The Indian government’s view was that India needed diplomatic and possibly military support during the Bangladesh crisis and that in any case the treaty did not stop India from having good relations with other countries including the US.
Non-alignment as a strategy evolved in the cold war context. With the disintegration of the USSR and the end of the cold war in 1991, non-alignment, both as an international movement and as the core of India’s foreign policy, lost some of its earlier relevance and effectiveness. However, non-alignment contained some core values and enduring ideas.
It was based on recognition that decolonised states share a historical affiliation and can become a powerful force if they come together. It meant that the poor and often very small countries of the world need not become followers of any of the big powers, that they could pursue an independent foreign policy.

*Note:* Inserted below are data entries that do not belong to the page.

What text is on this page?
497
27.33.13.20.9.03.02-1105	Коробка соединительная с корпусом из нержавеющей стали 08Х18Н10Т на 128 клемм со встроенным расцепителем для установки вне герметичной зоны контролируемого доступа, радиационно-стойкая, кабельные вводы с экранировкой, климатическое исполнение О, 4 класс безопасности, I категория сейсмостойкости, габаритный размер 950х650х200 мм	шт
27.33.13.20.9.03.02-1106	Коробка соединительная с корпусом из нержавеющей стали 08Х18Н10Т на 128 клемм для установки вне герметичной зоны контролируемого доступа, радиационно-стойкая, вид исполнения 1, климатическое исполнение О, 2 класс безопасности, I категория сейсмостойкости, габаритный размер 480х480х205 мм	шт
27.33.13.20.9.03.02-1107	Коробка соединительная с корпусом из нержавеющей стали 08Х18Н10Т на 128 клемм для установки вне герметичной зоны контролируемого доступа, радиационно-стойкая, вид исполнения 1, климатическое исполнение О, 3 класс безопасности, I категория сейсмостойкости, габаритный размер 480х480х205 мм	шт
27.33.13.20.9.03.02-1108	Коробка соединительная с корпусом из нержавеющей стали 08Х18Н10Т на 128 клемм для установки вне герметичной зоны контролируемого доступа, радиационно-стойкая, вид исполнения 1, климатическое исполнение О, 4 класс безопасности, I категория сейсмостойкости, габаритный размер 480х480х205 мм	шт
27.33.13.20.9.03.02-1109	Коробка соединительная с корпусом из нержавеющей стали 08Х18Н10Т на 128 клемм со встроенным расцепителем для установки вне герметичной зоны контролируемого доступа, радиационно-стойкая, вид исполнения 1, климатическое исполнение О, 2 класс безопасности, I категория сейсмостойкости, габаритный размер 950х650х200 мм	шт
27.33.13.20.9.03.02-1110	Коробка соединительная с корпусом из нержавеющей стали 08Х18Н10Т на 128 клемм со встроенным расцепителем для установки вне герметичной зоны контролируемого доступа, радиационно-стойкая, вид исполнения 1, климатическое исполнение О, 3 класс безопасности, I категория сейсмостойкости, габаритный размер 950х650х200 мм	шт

It was also based on a resolve to democratise the international system by thinking about an alternative world order to redress existing inequities. These core ideas remain relevant even after the cold war has ended.
Term Paper # 7. End of the Cold War:
In the course of the 1960s and ’70s, however, the bipolar struggle between the soviet and American blocs gave way to a more complicated pattern of international relationships in which the world was no longer split into two clearly opposed blocs. A major split had occurred between the Soviet Union and China in 1960 and widened over the years, shattering the unity of the communist bloc.
In the meantime, Western Europe and Japan achieved dynamic economic growth in the 1950s and ’60s, reducing their relative inferiority to the United States. Less-powerful countries had more room to assert their independence and often showed themselves resistant to superpower coercion or cajoling.
The 1970s saw an easing of cold war tensions as evinced in the SALT I and II agreements of 1972 and 1979 respectively, in which the two superpowers set limits on their antiballistic missiles and on their strategic missiles capable of carrying nuclear weapons. This was followed by a period of renewed cold war tensions in the early 1980s as the two superpowers continued their massive arms buildup and competed for influence in the Third world.
But the cold war began to break down in the late 1980s during the administration of soviet leader Mikhail S. Gorbachev. He dismantled the totalitarian aspects of the Soviet system and began efforts to democratize the Soviet political system. When communist regimes in the Soviet-bloc countries of Eastern Europe collapsed in 1989-90, Gorbachev acquiesced in their fall.
The rise to power of democratic governments in East Germany, Poland, Hungary, and Czechoslovakia was quickly followed by the unification of West and East Germany under NATO auspices, again with Soviet approval. Gorbachev’s internal reforms had meanwhile weakened his own communist party and allowed power to shift to Russia and the other constituent republics of the Soviet Union.
In late 1991 the Soviet Union collapsed and 15 newly independent nations were born from its corpse, including a Russia with a democratically elected, anticommunist leader. The cold war had come to an end.